While I’m disappointed at his resistance to support this product, I can’t blame him for his attitude toward it. Over the years, SPSS has become a bloated piece of software driven more by the demands of applied researchers in business and industry than those doing “pure research” in academia. Just take a look at this “customer stories” page on their website. Only a small percentage of these “success stories” come from academics. And many, if not most of the academics that are listed on this page are from researchers in business and marketing schools, not from the more traditional “social sciences” that gave SPSS-the Statistical Package for the Social Sciences–its original name. Indeed, searching for the phrase “statistical package for the social sciences” on the SPSS site yields just a couple of brief mentions of this original name on their corporate history page.

Perhaps the reason SPSS hasn’t been paying much attention to the academic market in recent years is because there is a lot more money to be made in selling software for “data mining” and “predictive analytics” than in serving the needs of theory-driven research. It could also be because academic researchers can be tough customers, who expect a lot from their software, and typically demand a hefty educational discount (which SPSS begrudgingly provides, although their educational discounts aren’t nearly as deep as those provided by Microsoft, Adobe or Apple).

It would seem to me that if SPSS isn’t careful, more and more academics might opt for open-source software alternatives. Micah Altman maintains a good list of free (or cheap) alternatives on what he calls “The Impoverished Social Scientists Guide to Free Statistical Software and Resources.” It’s worth checking out. So is one of the most mature open-source statistical programs available today, Macanova, which has been around since 1987. Another program to watch is PSPP, which is one of the most “SPSS-like” open-source choices out there. And there seems to be a swelling fan base for the R statistical language, which received this glowing review in a direct comparison to three major commercial statistical packages (SPSS, SAS and Strata).
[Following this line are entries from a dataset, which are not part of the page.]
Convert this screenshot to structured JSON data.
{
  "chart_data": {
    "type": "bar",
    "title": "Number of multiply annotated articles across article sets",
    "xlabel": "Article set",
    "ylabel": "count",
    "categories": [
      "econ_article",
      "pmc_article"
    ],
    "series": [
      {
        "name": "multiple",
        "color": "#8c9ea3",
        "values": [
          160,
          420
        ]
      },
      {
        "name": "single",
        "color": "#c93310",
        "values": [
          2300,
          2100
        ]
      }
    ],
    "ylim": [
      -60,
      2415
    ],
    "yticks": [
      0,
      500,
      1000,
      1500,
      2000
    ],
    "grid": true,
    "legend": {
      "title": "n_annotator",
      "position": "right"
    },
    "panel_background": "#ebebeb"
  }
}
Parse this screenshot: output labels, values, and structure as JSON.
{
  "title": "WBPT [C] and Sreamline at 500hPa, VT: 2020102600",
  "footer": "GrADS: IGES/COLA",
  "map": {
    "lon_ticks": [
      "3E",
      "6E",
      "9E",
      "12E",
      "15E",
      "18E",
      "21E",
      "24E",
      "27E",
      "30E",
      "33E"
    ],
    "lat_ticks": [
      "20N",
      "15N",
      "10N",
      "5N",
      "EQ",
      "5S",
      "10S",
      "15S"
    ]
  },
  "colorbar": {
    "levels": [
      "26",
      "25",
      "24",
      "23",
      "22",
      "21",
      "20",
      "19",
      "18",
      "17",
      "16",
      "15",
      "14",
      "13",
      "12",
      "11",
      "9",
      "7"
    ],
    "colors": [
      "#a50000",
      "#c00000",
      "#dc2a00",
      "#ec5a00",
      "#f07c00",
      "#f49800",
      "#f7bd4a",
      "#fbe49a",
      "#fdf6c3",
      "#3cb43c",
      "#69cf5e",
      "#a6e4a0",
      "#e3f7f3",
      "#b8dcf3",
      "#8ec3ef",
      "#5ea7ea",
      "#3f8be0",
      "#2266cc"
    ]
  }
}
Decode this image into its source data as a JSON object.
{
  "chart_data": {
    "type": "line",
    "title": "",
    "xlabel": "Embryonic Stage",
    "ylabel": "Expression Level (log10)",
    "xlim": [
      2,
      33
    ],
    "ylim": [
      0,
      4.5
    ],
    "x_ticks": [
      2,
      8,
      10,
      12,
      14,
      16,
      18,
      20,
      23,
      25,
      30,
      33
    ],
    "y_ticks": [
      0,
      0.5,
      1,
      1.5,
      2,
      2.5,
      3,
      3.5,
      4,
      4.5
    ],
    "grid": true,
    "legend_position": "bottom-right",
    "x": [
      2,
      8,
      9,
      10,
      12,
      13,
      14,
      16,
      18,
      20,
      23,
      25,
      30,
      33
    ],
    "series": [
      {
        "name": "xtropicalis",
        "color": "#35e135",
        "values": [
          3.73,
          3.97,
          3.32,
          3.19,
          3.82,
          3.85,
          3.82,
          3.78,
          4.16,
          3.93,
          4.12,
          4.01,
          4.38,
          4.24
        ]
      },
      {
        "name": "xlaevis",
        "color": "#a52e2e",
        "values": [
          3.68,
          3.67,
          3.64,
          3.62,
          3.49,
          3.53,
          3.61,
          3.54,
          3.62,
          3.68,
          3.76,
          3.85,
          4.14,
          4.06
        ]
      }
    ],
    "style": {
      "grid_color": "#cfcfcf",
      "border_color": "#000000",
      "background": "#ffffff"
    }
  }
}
Many, if not most of the open-source statistical programs are Unix-based programs. This means they typically can run just fine on a Mac (since Mac OS X is, after all, Unix at its core). And while open-source software can and often does have bugs, at least the open-source community is honest about it. Bugs are addressed in hours rather than in months, and new versions of the most popular open-source programs are often released on a daily basis as “nightly builds.”

Of course, for the average academic researcher, trying to find just the right open-source tool for the job can be almost as frustrating as waiting for SPSS to release a bug-free version of their software. I really can’t blame academics who just want to get the data out the door and into publication as expeditiously as possible. And I really can’t blame academics who cut their statistical teeth on SPSS in grad school for wanting to stick with what they know. But I can blame SPSS for their increasingly evident insincerity in serving the needs of academic researchers.

One thought on “The Disappointing State of SPSS”

  1. Thank you very much for this interesting Blog entry. I am a PhD student and I am planning on buying a macbook as I recignized that I need a smaller notebook to carry around especially when I start doing my data collection. So I was thinking about the macbook, only problem that I was concerned about the fact, that our university only has licences for SPSS for Windows. I read in your article that you installed SPSS on a Macboko Pro. I just wanted to know if you had any problems running it or if it is flawless. On the SPSS company website it is stated that it wouldn’t work.
    Thanking you in advance for your help.